I am using Python's hyperopt library to perform ML hyperparameters' optimization. In particular I am trying to find lightgbm optimal hyperparameter using this function to minimize:
def lgb_objective_map(params):
"""
objective function for lightgbm using MAP as success metric.
"""
# hyperopt casts as float
params['num_boost_round'] = int(params['num_boost_round'])
params['num_leaves'] = int(params['num_leaves'])
params['min_data_in_leaf'] = int(params['min_data_in_leaf'])
# need to be passed as parameter
params['verbose'] = -1
params['seed'] = 1
# Cross validation
cv_result = lgb.cv(
params,
lgtrain,
nfold=3,
metrics='binary_logloss',
num_boost_round=params['num_boost_round'],
early_stopping_rounds=20,
stratified=False,
)
# Update the number of trees based on the early stopping results
early_stop_dict[lgb_objective_map.i] = len(cv_result['binary_logloss-mean'])
params['num_boost_round'] = len(cv_result['binary_logloss-mean'])
# fit and predict
#model = lgb.LGBMRegressor(**params)
#model.fit(train,y_train,feature_name=all_cols,categorical_feature=cat_cols)

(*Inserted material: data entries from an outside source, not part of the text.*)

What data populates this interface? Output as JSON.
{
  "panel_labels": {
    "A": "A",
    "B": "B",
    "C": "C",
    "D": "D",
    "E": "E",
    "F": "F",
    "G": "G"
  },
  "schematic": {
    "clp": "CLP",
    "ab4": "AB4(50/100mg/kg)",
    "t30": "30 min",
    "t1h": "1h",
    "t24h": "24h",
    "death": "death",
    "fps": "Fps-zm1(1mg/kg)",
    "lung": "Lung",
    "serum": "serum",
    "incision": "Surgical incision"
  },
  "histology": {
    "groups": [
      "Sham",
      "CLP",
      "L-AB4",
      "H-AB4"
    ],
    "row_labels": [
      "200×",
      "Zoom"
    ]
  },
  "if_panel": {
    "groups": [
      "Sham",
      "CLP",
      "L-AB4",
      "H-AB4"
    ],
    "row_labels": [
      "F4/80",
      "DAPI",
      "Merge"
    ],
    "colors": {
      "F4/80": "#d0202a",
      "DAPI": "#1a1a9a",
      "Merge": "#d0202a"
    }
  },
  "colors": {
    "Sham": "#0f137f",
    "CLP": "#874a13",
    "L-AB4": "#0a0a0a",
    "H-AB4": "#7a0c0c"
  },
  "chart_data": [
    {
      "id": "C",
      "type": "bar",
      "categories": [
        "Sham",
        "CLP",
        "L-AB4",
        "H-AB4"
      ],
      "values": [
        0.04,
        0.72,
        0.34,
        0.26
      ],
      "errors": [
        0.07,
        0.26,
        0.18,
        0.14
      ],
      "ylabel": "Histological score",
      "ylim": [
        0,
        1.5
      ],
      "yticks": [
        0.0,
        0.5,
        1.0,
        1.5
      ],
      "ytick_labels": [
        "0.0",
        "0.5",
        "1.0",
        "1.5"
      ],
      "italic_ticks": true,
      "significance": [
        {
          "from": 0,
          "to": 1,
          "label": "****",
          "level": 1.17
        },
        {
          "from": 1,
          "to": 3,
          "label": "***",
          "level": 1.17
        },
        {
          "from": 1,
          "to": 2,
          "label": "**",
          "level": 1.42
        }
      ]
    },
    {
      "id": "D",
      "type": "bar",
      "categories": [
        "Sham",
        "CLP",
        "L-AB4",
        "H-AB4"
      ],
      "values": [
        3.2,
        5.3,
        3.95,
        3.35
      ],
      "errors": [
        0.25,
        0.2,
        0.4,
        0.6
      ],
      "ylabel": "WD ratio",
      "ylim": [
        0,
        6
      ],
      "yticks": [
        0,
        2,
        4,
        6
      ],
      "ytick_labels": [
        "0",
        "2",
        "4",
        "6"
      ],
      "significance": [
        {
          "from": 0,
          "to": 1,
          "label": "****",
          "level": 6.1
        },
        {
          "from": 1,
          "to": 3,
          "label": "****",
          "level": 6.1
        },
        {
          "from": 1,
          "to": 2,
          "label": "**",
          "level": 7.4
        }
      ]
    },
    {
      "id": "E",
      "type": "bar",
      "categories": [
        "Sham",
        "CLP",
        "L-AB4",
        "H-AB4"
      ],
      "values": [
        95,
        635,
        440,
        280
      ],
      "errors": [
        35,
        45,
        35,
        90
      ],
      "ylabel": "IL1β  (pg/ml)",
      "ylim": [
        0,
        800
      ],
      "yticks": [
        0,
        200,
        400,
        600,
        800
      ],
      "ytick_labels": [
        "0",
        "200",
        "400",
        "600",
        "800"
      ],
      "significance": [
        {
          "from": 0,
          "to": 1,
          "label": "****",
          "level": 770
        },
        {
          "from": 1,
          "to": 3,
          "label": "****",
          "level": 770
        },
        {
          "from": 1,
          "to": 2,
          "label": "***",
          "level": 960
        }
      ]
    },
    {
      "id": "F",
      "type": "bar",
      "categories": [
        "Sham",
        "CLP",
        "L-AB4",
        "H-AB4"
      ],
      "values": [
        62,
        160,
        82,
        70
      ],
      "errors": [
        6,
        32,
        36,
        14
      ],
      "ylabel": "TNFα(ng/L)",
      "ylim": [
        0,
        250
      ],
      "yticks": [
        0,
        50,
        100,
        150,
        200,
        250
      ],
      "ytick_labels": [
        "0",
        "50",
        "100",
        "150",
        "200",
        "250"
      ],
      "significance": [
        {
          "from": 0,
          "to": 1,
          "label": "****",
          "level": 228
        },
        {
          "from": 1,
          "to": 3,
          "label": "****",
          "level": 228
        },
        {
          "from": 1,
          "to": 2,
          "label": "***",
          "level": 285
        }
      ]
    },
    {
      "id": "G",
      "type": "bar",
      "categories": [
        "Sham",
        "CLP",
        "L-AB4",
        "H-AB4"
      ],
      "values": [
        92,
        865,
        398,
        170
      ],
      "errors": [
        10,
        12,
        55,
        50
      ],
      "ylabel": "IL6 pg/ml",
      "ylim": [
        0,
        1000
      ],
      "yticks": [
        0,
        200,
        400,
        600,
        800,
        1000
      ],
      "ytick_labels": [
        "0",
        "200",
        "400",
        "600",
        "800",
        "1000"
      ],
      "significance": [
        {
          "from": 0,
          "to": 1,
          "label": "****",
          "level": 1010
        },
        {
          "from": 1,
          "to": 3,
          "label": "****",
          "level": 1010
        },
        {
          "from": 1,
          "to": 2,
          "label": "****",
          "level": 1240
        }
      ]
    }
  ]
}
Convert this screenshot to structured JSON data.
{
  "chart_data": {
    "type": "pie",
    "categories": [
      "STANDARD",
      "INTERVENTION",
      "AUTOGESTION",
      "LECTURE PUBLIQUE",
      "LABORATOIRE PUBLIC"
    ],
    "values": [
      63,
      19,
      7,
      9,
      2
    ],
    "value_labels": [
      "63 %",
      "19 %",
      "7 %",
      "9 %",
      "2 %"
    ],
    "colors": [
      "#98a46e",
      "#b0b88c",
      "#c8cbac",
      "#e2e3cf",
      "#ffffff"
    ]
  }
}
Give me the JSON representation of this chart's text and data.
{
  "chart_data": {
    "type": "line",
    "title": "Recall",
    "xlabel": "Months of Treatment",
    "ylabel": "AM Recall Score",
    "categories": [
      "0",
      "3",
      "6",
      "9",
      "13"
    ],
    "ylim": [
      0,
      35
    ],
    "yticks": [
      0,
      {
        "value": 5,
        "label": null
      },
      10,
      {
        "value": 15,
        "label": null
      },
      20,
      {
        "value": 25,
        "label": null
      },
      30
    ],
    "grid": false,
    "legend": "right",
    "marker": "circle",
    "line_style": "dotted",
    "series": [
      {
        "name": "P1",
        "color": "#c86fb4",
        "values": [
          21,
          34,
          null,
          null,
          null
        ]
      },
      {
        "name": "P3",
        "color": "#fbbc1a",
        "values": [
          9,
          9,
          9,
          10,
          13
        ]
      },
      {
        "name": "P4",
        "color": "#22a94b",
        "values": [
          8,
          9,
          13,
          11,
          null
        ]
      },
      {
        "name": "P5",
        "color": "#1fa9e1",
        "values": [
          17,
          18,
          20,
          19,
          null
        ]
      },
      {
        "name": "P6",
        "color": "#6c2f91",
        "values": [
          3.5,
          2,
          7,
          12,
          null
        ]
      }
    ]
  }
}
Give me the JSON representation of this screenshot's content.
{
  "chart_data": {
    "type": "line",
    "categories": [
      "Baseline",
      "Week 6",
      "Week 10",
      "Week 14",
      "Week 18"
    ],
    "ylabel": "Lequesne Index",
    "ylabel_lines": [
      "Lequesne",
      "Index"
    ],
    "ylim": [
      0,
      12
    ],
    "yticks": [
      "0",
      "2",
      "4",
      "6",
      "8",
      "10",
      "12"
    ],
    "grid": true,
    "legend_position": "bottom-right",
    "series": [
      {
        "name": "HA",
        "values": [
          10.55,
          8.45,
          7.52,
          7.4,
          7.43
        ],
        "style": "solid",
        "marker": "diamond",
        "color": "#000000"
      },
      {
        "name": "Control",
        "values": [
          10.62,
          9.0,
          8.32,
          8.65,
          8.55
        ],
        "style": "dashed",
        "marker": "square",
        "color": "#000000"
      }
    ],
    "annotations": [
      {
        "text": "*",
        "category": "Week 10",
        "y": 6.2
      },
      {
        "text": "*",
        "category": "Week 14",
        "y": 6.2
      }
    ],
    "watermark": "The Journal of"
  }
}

model= lgb.train(params=params,train_set=lgtrain)
preds = model.predict(X_test)
# add a column with predictions and rank
result = log_loss(y_test,preds)
# actual_predicted
actual_predicted = np.sum(y_test)/np.sum(preds)
print("INFO: iteration {} logloss {:.3f} actual on predicted ratio {:.3f}".format(lgb_objective_map.i,
result,actual_predicted))
lgb_objective_map.i+=1
return result
The hyperopt call is:
best = fmin(fn=lgb_objective_map,
space=lgb_parameter_space,
algo=tpe.suggest,
max_evals=200,
trials=trials)
Is is possible to modify the best
call in order to pass supplementary parameter to lgb_objective_map
like as lgbtrain, X_test, y_test
? This would allow to generalize the call to hyperopt.